In these CF children, meropenem clearance was greater compared with published values from non-CF children. Prolonged infusion provided an exposure benefit against pathogens with MICs ≥1 mg/L, was well tolerated and was feasible to administer in the hospital and home settings, the latter depending on perception and family schedule.

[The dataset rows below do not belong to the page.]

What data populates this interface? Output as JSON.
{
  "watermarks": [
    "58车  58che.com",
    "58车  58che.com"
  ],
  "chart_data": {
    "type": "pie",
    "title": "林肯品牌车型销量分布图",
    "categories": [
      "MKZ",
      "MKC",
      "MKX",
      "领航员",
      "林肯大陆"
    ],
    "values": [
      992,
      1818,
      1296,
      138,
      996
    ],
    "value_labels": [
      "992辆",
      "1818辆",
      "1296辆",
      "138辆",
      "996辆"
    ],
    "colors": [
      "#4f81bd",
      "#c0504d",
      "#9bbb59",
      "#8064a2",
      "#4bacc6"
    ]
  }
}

在美国,美罗培南常用于治疗囊性纤维化(CF)儿童的肺部加重期。延长输注时间的美罗培南可提高成人游离药物浓度高于最低抑菌浓度(fT > MIC)的时间,但CF儿童的数据较少。我们描述了延长输注时间的美罗培南在CF儿童中的群体药代动力学、耐受性和治疗负担。
30名6 - 17岁肺部加重期的儿童每8小时接受40 mg/kg美罗培南治疗;每剂药物输注3小时。使用Pmetrics中的群体方法确定药代动力学。采用蒙特卡洛模拟比较0.5小时和3小时输注,以估计在fT > MIC为40%时达到药效学靶点的概率(PTA)。NCT#01429259。
二室模型最能拟合数据,清除率和容积由体重预测。中央室的清除率和容积分别为0.41±0.23 L/h/kg和0.30±0.17 L/kg。半衰期为1.11±0.38小时。在最低抑菌浓度为1、2和4 mg/L时,0.5小时输注的PTA分别为87.6%、70.1%和35.4%。延长输注使这些最低抑菌浓度下的PTA提高到>99%,在8 mg/L时达到82.8%。30名儿童中,18名(60%)完成了延长输注治疗;5名在家中完成治疗,未报告有任何负担。9名患者出院回家时改为0.5小时输注。
在这些CF儿童中,美罗培南的清除率高于非CF儿童的已发表值。延长输注对最低抑菌浓度≥1 mg/L的病原体具有暴露优势,耐受性良好,在医院和家庭环境中给药均可行,后者取决于认知和家庭时间表。